For the first few decades of automobile history, cars were luxury items. The people who bought them did so for the fun of it, and typically paid cash. By at least the 1910s, however, motorized trucks and passenger cars found a market among small businessmen who recognized their value for deliveries and short-distance transport of heavy goods, but could not put up the entire purchase price at once. The auto finance industry was born. Today, the total value of car loans outstanding in the United States—about $850 billion—is about equal to the nation’s credit card debt. 23
In the 1920s, auto financing took a giant leap forward when the car manufacturers entered the game. In 1924, GM launched the General Motors Acceptance Corporation (GMAC), an innovative financing arrangement that shared the risk of car loans between dealer and manufacturer. Its goals were, initially, to smooth out seasonal fluctuations in sales, but the ultimate effect was to dramatically increase the numbers of units sold.

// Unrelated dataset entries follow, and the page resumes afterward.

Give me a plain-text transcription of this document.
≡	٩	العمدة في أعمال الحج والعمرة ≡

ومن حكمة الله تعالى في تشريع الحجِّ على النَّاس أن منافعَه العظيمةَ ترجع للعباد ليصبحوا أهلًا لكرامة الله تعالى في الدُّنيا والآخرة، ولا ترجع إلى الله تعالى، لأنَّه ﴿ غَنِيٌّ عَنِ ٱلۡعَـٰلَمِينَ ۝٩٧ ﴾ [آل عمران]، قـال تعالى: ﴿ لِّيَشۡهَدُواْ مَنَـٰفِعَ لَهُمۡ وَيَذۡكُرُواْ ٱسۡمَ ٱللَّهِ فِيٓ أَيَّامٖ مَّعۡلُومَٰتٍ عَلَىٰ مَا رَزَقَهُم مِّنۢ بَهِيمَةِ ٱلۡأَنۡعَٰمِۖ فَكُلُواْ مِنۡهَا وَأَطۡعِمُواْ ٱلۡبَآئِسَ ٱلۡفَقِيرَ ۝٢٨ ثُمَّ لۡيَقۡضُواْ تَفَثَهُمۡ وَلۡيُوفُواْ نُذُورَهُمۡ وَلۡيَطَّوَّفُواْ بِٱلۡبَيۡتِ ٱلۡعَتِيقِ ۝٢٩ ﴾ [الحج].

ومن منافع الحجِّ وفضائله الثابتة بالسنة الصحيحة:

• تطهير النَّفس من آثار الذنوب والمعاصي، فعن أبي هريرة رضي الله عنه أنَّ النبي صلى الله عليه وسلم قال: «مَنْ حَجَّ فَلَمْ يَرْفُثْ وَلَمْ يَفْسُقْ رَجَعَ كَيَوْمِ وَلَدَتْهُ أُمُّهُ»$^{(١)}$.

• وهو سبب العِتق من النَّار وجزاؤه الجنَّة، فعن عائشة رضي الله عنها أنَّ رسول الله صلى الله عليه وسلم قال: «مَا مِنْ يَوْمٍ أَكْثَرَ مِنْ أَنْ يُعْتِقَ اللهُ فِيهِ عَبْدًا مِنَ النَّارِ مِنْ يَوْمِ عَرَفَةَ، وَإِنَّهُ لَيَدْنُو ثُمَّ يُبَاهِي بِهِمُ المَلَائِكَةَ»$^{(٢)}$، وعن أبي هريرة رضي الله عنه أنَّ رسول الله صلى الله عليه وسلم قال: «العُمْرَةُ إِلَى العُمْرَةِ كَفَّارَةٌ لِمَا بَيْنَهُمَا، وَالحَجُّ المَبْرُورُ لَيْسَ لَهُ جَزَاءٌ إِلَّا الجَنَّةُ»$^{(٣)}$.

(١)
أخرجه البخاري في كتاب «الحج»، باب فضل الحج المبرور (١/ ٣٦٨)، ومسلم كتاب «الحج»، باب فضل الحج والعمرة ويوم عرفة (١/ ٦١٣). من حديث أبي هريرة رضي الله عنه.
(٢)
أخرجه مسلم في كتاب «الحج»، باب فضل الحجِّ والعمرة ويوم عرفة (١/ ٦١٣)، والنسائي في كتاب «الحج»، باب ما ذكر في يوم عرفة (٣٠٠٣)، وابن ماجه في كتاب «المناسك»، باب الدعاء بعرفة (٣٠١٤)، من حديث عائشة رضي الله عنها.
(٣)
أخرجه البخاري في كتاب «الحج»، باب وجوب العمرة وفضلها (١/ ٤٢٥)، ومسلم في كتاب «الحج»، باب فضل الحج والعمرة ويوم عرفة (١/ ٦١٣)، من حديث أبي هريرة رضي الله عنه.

Henry Ford’s refusal to follow suit led in large part to Ford’s loss of market share in the 1920s. Ford, who believed that buying cars on credit was morally reprehensible, responded to GMAC with a surge in advertising and an unpopular program that encouraged customers to use their local Ford dealer as a savings bank until they had accrued the full purchase price. In 1918, half of all cars on the road were Fords, but by 1930, three out of four cars and trucks were bought “on time,” most of them from other manufacturers. 24
A rare surviving collection of papers from a dealership in Plymouth, Massachusetts illuminates the day-to-day workings of 1920s-era automobile financing. Briggs Motor Sales helped its customers finance their car and truck purchases in collaboration with a variety of institutions: local banks, manufacturers’ own financing operations, and specialized auto finance firms like Commercial Credit Corporation and Commercial Investment Trust. Individual cases reveal that in Plymouth, as in the rest of the country, borrowers would go to extraordinary lengths to fulfill their contracts, even in the depths of the Great Depression.
23 James Surowiecki, “Masters of Main Street,” The New Yorker, July 12, 2010.
24 Calder, Financing the American Dream, 184-199.